Sembra sempre più vicino il licenziamento dei 331 lavoratori ex Lsu del Parco nazionale del Pollino, stabilizzati con la società “Duemila”, il cui progetto sarebbe finanziato dal Parco solo fino alla fine di novembre.

Ecco i fatti. Era il 23 novembre quando il Presidente dell’Ente Parco Nazionale del Pollino, Francesco Fino, tramite un laconico comunicato faceva sapere, ai Prefetti di Potenza, Cosenza e Matera, ai Ministeri del Lavoro, dell’Ambiente e degli Interni, alla Presidenza del Consiglio dei Ministri e ai presidenti delle Regioni Basilicata e Calabria che “la sede dell’Ente Parco è stata presidiata dai 331 lavoratori ex socialmente utili, per una forma di protesta per la minacciata definizione del rapporto di lavoro, messo a rischio dalla mancanza di risorse finanziarie necessarie per la prosecuzione del progetto”.
Il Presidente Fino, inoltre, ha volutamente marcato “la forte preoccupazione che l’attuale presidio possa sfociare in occupazione o in altra forma di contestazione stante la tensione crescente tra i lavoratori”.
Il presidio era stato deciso dai lavoratori e dai sindacati in seguito al rinvio dell’incontro previsto al Ministero del Lavoro.
Quindi, un licenziamento collettivo proprio inevitabile per i 331 lavoratori la cui posizione lavorativa è coperta soltanto fino al prossimo 10 dicembre?

”Il tempo è scaduto – ha affermato in una nota Matteo Mosca, della Filcams Cgil della Basilicata – e i lavoratori sono ormai sull’orlo del baratro nel quale rischiano di precipitare irreversibilmente. Un atto di responsabilità da parte di tutte le istituzioni aprirebbe uno spiraglio alla flebile speranza. Si deve cambiare immediatamente registro nel governo di questo progetto: i soggetti istituzionali devono attivare ogni forma di iniziativa per sostenere le attività e individuarne altre”.
”E’ indispensabile – chiede ad alta voce la Cgil – riportare intorno al tavolo ministeriale tutti i soggetti firmatari della convenzione”, cioè, il Ministero del Lavoro, le due Regioni Basilicata e Calabria e lo stesso Ente Parco. Gli enti si sono impegnati a co-finanziare il progetto e bisogna ora passare dagli impegni all’attuazione.

Ma le contraddizioni sociali, a volte, lasciano con l’amaro in bocca soprattutto quando a beneficiarne sono i soggetti forti a scapito di quelli deboli. La Basilicata anche in questo, purtroppo, non fa nessun’eccezione.

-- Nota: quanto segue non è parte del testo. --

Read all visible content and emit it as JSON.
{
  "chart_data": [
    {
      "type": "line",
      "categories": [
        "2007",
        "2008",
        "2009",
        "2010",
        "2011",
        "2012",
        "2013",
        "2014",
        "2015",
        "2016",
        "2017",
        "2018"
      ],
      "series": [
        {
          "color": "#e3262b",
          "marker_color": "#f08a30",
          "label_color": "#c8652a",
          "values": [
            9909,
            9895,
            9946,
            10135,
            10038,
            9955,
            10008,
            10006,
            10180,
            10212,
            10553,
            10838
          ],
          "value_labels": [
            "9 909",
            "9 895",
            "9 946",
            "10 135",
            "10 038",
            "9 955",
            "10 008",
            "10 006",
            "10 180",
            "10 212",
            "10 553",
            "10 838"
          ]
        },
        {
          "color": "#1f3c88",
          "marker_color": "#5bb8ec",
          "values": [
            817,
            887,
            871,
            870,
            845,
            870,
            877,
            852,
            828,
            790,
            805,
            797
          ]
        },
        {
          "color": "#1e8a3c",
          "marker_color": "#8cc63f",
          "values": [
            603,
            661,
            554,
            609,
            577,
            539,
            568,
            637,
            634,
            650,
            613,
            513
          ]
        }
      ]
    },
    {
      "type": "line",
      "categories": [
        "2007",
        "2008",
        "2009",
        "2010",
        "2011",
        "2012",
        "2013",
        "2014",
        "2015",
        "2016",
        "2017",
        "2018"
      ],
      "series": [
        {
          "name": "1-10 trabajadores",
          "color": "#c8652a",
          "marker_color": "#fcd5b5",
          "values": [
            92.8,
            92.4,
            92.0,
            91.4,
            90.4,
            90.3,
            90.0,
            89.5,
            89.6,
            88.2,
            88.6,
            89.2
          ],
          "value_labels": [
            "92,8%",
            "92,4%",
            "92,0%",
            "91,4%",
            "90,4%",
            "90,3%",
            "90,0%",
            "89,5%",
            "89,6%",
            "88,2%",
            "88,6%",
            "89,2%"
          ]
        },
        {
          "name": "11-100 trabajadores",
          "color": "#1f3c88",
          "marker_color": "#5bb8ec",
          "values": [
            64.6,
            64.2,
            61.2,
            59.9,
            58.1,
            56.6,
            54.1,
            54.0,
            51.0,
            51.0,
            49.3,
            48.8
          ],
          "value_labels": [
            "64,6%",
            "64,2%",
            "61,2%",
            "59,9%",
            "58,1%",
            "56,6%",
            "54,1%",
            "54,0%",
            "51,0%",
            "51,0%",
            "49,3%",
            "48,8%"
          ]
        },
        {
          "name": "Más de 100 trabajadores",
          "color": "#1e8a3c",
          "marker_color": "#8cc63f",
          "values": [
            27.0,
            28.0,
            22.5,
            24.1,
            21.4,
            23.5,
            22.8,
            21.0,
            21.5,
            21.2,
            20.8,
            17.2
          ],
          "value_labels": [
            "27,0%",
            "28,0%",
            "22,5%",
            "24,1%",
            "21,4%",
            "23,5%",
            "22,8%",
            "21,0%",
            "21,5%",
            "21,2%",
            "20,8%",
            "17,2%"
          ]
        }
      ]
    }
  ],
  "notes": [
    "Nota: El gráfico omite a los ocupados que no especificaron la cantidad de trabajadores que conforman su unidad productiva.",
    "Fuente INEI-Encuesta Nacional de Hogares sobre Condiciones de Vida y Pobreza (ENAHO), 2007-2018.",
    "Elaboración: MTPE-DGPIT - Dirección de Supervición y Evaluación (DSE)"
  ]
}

Infatti, sempre nella nostra regione, si è dato recentemente il via al bando per la creazione di imprese ecocompatibili nell’area della Val D’Agri. Ovvero, per piccole e medie imprese di nuova costituzione nella forma di società di persone, società di capitali, cooperative, ditte individuali le quali opereranno prevalentemente nei seguenti ambiti: gestione sistemi ambientali; erogazione servizi ambientali; realizzazione di prodotti a basso impatto ambientale che permettano il recupero di materiali naturali e di scarto, sia urbani che di produzioni industriali e artigianali e il loro impiego produttivo ed economicamente vantaggioso allo scopo di limitare l’impatto ambientale.

Iniziativa senz’altro lodevole che non risparmia, però, una riflessione. La Val D’Agri è la stessa zona in cui, attraverso le trivelle, si sta danneggiando profondamente e irrimediabilmente l’ambiente e tutto ciò che in esso vive. A tale proposito, il finanziamento delle aziende eco compatibili rappresenta un rigurgito di coscienza?
Tali iniziative potranno essere finanziate fino ad esaurimento dei fondi pari a 810.000 euro. Non noccioline, appunto.
Forse sarebbe più giusto impegnarsi, dal lato istituzionale, per trovare i soldi anche per i 331 lavoratori (e relative famiglie) del Pollino che di certo, in attività eco compatibili, già possiedono una discreta esperienza.